Il 2 marzo ci ha lasciati Tullio Gregory  professore di filosofia medievale e storia della filosofia presso l’università degli studi di Roma “La sapienza”. La sua vasta bibliografia è interamente ispirata a quell’idea di filosofia come modo di riflettere sulle condizioni umane storiche e culturali. Proprio nella filosofia medievale il filosofo trova una grande ispirazione. Attraverso opere come “Platonismo medievale” egli si è imposto come uno dei maggiori studiosi della filosofia medievale. In essa egli ravvisa l’importanza delle diverse posizioni che sorgono in quel periodo. Non si può parlare di una filosofia ma di molteplici filosofie teologiche che mostrano esperienze di pensiero diverse. prospettive che da Giustino ad Averroé mutano significativamente il panorama medievale.

 

 

Esiste la filosofia medievale?

Beh si. Molti neofiti nel campo della filosofia, probabilmente confusi dai professori liceali, si trovano spesso di fronte ad un panorama considerato inutile. Spesso gli insegnanti ignorano totalmente la filosofia medievale, o per problemi di tempo o per la sua poca rilevanza. Étienne Gilson, uno dei maggiori filosofi e storici della filosofia, a metà del 900 compone un manuale destinato a divenire una pietra miliare in materia. “La filosofia nel medioevo” diventa cosi un manuale di risposta a chi ignora la filosofia medievale. Una sfida gettata dal senso comune, raccolta e vinta da Gilson.

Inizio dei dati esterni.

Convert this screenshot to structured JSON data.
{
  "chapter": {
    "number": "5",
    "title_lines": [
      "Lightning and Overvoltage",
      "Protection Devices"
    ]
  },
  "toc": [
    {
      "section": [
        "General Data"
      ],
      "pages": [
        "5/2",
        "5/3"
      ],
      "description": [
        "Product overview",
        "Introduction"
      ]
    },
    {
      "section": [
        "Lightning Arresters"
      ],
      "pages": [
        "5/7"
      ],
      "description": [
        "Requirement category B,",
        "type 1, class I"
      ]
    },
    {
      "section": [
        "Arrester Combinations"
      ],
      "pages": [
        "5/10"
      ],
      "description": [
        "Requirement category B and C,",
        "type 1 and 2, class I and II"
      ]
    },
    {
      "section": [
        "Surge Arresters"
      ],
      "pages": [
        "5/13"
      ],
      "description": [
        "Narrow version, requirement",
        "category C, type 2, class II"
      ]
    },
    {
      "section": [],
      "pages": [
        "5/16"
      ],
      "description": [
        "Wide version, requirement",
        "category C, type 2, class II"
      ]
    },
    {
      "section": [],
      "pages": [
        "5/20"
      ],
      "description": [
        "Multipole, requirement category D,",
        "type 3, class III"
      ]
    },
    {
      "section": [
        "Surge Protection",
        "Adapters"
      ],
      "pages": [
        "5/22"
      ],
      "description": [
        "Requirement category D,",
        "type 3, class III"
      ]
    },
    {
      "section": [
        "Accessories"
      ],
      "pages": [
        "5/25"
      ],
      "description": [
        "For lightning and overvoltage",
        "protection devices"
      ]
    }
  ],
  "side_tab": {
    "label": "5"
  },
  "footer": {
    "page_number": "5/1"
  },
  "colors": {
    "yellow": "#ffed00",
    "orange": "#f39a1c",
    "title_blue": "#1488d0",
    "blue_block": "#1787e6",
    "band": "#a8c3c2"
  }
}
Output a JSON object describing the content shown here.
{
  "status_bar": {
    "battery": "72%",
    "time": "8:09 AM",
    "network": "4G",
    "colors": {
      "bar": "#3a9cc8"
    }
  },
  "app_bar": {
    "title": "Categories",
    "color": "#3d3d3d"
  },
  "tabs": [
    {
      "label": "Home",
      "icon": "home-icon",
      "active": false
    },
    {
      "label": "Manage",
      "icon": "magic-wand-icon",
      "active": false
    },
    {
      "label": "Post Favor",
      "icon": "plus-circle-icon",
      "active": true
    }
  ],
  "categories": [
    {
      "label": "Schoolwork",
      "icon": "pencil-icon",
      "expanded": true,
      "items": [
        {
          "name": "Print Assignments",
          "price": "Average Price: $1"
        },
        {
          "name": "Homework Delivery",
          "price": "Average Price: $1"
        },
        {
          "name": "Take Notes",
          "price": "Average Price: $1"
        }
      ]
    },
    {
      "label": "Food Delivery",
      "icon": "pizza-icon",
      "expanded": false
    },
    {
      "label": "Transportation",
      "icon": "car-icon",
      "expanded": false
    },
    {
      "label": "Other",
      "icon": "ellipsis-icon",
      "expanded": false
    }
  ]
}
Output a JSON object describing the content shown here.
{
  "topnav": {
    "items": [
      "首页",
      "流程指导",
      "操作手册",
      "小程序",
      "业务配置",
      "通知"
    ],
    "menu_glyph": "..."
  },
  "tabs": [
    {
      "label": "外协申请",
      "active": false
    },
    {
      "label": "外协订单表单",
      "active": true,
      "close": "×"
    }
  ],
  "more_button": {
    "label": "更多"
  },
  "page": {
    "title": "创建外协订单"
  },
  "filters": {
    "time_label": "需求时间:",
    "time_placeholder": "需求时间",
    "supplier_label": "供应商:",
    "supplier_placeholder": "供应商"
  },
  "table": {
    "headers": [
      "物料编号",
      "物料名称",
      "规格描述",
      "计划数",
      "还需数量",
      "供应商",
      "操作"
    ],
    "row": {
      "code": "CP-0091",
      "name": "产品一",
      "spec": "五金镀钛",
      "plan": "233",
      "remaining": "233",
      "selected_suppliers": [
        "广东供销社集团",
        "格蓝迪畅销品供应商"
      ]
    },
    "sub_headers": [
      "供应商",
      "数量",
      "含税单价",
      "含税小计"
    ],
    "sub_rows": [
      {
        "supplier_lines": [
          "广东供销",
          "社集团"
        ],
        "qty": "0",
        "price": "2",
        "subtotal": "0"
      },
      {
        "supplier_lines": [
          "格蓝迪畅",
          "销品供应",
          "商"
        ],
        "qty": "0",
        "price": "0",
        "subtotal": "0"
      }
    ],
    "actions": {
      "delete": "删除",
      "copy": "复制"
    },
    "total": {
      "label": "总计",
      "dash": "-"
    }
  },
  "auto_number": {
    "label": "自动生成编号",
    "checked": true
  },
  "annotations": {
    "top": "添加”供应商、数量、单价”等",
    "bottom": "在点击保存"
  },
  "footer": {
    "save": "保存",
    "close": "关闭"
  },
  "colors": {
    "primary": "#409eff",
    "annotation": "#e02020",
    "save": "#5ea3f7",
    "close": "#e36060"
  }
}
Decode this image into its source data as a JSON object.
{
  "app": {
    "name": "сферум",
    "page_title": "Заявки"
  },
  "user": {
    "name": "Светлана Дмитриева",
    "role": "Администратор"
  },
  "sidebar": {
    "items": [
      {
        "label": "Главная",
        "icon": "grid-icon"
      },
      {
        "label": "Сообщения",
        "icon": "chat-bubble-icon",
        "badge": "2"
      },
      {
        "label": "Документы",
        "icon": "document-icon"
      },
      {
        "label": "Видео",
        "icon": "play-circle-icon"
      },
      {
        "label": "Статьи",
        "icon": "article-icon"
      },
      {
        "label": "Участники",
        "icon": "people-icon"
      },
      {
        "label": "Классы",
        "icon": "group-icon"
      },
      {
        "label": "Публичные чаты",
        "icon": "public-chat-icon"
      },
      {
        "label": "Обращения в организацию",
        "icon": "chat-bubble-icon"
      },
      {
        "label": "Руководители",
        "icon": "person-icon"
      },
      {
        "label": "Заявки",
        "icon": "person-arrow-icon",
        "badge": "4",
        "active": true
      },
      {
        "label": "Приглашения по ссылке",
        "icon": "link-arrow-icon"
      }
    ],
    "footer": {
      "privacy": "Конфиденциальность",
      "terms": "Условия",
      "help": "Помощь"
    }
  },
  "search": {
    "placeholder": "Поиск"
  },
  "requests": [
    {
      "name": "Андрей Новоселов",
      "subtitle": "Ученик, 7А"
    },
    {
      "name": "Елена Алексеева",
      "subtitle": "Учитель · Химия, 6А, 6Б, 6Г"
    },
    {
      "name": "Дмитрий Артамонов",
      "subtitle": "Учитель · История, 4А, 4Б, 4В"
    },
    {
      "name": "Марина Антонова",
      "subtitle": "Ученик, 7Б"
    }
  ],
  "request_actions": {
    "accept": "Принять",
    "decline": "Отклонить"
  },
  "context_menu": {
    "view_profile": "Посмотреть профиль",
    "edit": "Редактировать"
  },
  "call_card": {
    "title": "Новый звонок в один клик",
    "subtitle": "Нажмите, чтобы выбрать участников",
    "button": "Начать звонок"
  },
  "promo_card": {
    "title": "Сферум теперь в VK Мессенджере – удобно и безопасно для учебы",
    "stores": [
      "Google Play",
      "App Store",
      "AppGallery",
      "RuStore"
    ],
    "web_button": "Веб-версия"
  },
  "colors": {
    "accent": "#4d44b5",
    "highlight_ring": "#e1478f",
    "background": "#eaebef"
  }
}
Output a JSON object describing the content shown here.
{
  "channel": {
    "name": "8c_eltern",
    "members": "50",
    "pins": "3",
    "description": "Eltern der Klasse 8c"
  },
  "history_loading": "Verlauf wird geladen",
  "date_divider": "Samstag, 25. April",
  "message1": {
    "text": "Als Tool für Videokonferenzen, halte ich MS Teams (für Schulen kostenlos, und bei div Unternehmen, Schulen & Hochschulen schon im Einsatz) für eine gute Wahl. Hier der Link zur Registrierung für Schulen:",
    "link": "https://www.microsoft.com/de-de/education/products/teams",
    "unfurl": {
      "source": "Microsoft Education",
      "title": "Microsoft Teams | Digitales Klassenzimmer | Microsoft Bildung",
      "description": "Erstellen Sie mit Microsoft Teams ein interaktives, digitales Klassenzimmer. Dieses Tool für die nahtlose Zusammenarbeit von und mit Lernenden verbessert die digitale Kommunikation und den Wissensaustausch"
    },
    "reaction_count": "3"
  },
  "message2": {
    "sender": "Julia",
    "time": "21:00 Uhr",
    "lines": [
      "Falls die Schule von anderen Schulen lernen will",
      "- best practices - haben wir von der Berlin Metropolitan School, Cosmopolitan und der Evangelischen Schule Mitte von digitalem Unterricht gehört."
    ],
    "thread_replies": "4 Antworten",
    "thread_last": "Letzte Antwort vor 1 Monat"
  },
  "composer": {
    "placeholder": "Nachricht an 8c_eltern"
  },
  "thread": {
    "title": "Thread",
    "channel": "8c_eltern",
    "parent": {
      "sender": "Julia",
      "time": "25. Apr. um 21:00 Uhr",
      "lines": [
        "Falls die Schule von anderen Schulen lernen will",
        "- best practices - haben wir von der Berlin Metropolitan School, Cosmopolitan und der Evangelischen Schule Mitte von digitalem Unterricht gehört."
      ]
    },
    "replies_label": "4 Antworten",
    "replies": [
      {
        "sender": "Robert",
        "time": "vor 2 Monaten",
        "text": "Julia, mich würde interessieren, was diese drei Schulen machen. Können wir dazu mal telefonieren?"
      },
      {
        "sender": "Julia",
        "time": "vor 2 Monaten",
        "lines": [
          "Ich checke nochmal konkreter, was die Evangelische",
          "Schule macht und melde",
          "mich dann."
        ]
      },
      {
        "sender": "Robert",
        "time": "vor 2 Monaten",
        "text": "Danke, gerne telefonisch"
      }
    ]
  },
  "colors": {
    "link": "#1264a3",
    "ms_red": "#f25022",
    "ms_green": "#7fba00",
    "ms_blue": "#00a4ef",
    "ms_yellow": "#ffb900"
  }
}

Conseguenze della filosofia medievale

Nel testo Gilson mostra come le tesi di Cartesio sarebbero state impossibili senza il riferimento alla filosofia medievale, allo stesso modo la metafisica di Malebranche. La filosofia medievale non fa altro che rielaborare le tesi della filosofia antica dandone un finalismo fideistico facendo da ponte di lancio per la filosofia moderna. Le filosofie platoniche e aristoteliche vengono prese, smontate del loro assetto filosofico e riadattate ad una visione cristiana. Le idee platoniche, in soldoni, diventano Dio in Agostino. Ma non solo: ancora la Scolastica, o meglio il tomismo perciò influisce in due modi sul pensiero successivo: da un lato innesca un forte approccio nei confronti della sfera naturale, il cui esito è un naturalismo che, ad esempio, vediamo espresso nelle tesi di Giordano Bruno. Dall’altro una marcata esaltazione della soggettività che porterà, come detto prima, Cartesio alla sua famosa riflessione sulla soggettività.

Insomma la filosofia medievale non deve essere trattata come l’ultima donna. La morte di Tullio Gregory può essere un movente per dare un’occhiata a quelle filosofie patristiche e cristiane che condiscono l’intero panorama medievale senza le quali non avremmo una filosofia nel vero senso del termine.